C++のmain()関数におけるreturn文とexit()の違いを徹底解説
プログラマーであればコードを書き、コードを書くなら関数を使い、関数を使う以上、必ずreturn文やexit文に触れることになります。この記事では、return文とexit文がそれぞれどのような役割を持つのか、そして両者の違いについて詳しく解説していきます。
C++における基本的な動作
- returnは、実行フローの制御を呼び出し元の関数へ返すステートメントです。
- exitは、使用されたその時点でプログラムを終了させるステートメントです。
int main()とは
main()関数はプログラムの実行開始点となる場所です。プログラムはmain()関数から実行され、戻り値の型がintであるため、何らかの整数値を返す必要があります。この整数値はプログラムの状態(ステータス)を表しており、0はプログラムが正常に実行されたことを意味します。一方、0以外の値はコード内で実行エラーが発生したことを示します。
main()関数内でのreturn文
return文は、常に実行フローの制御を呼び出し元の関数へ返します。returnはint型の終了コードを使用して呼び出し元に値を渡します。main関数内でreturn文を使用することは、ステータスコードとともにプログラムを終了することを意味します。例えば、「return 0」はオペレーティングシステムへステータスコード0を返すことを意味します。それでは、return文を使用したC++プログラムの例を見てみましょう。
サンプルコード
#include <iostream>
using namespace std;
class Test {
public:
// コンストラクタの動作確認用
Test() {
cout<<"Hey this is Return Constructor \n";
}
// デストラクタの動作確認用
~Test() {
cout<<"Hey this is return Destructor";
}
};
int main() {
// Testクラスのオブジェクト生成
Test object;
// main内でreturnを使用
return 0;
}
実行結果
Hey this is Return Constructor
Hey this is return Destructor
上記のプログラムの実行結果から、returnはクラスオブジェクトのコンストラクタとデストラクタの両方を呼び出していることがわかります。デストラクタの呼び出しは、確保されたメモリを解放するために非常に重要です。
main関数内でのexit()
exit()文は、使用されたその時点でプログラムを終了させます。main関数内でexitキーワードを使用すると、ローカルスコープのオブジェクトに対するデストラクタを呼び出さずにプログラムを終了します。

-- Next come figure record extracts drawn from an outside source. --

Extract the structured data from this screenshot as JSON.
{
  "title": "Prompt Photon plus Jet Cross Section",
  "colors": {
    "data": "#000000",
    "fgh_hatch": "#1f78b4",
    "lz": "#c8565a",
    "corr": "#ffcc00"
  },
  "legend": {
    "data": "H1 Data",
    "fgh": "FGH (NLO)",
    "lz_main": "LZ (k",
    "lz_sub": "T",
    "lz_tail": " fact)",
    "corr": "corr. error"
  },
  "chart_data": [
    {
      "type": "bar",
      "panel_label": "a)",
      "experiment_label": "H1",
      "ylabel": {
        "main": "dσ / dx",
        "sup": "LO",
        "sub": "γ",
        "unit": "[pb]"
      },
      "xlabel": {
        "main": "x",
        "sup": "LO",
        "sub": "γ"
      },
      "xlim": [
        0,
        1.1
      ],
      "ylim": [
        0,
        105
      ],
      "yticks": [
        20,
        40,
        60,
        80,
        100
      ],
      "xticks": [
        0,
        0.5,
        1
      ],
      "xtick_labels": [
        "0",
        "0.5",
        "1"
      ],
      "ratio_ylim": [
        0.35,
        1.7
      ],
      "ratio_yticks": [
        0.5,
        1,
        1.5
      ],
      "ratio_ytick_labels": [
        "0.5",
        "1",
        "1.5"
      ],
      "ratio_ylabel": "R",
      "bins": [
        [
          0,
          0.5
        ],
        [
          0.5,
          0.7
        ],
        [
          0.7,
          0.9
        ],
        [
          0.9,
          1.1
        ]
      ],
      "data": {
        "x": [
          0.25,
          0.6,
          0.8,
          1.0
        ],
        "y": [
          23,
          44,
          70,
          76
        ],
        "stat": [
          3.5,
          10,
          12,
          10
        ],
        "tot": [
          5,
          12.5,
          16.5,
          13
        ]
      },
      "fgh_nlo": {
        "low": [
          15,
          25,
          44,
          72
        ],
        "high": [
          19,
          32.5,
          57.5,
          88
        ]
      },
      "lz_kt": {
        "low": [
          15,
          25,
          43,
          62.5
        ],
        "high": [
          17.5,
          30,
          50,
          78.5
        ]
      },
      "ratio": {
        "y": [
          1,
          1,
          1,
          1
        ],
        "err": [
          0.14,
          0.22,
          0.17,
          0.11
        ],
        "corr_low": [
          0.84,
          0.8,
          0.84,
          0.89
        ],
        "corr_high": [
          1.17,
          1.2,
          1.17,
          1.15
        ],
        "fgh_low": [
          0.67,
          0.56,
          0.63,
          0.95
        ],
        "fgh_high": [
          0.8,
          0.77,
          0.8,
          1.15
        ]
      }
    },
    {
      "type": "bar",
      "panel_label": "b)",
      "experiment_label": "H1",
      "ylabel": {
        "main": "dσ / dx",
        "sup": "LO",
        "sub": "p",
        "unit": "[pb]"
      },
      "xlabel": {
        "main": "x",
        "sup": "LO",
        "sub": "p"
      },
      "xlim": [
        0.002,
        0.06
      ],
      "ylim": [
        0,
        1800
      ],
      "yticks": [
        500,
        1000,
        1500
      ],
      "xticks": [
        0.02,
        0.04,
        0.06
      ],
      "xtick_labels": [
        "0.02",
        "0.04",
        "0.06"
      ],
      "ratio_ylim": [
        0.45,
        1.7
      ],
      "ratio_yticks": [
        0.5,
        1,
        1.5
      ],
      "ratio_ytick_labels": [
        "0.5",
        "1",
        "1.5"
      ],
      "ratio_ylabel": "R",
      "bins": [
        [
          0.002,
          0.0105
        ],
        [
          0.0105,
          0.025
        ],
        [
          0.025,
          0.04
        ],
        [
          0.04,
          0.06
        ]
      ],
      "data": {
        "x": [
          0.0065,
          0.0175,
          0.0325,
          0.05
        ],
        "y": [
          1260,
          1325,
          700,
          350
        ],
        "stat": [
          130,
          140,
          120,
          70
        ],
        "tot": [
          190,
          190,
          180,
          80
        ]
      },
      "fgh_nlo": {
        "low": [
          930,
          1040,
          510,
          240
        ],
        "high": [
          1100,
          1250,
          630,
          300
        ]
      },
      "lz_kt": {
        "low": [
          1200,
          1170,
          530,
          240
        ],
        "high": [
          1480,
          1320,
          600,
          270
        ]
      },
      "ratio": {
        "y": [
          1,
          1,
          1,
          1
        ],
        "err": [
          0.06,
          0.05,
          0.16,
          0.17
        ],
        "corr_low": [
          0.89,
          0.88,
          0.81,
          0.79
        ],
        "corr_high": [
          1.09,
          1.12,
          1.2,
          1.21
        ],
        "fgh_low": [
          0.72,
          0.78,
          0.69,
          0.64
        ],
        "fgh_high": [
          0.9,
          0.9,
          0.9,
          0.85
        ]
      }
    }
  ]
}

つまり、生成されたオブジェクトは破棄されず、メモリも解放されないまま、プログラムが強制的に終了します。
サンプルコード
#include <iostream>
using namespace std;
class Test {
public:
// コンストラクタの動作確認用
Test() {
cout<<"Hey this is exit Constructor \n";
}
// デストラクタの動作確認用
~Test() {
cout<<"Hey this is exit Destructor";
}
};
int main() {
// Testクラスのオブジェクト生成
Test object;
// main内でexit()を使用
exit(0);
}
実行結果
Hey this is exit Constructor
このプログラムの出力結果から、exitキーワードを使用した場合、確保されたメモリやローカルスコープのオブジェクトを破棄するためのデストラクタが呼び出されないことが確認できます。
まとめ
この記事では、return文とexit文の違いについて解説しました。両者の挙動の違いから、どちらを選ぶかによってプログラムの動作に大きな差が生まれることがわかります。特に、returnの代わりにexitを使用する場合は十分な注意が必要です。短いコードでは影響が見えにくいものの、実際のソフトウェア開発においてはメモリリークなどの深刻な問題につながる可能性があります。本記事が皆様の学習の一助となれば幸いです。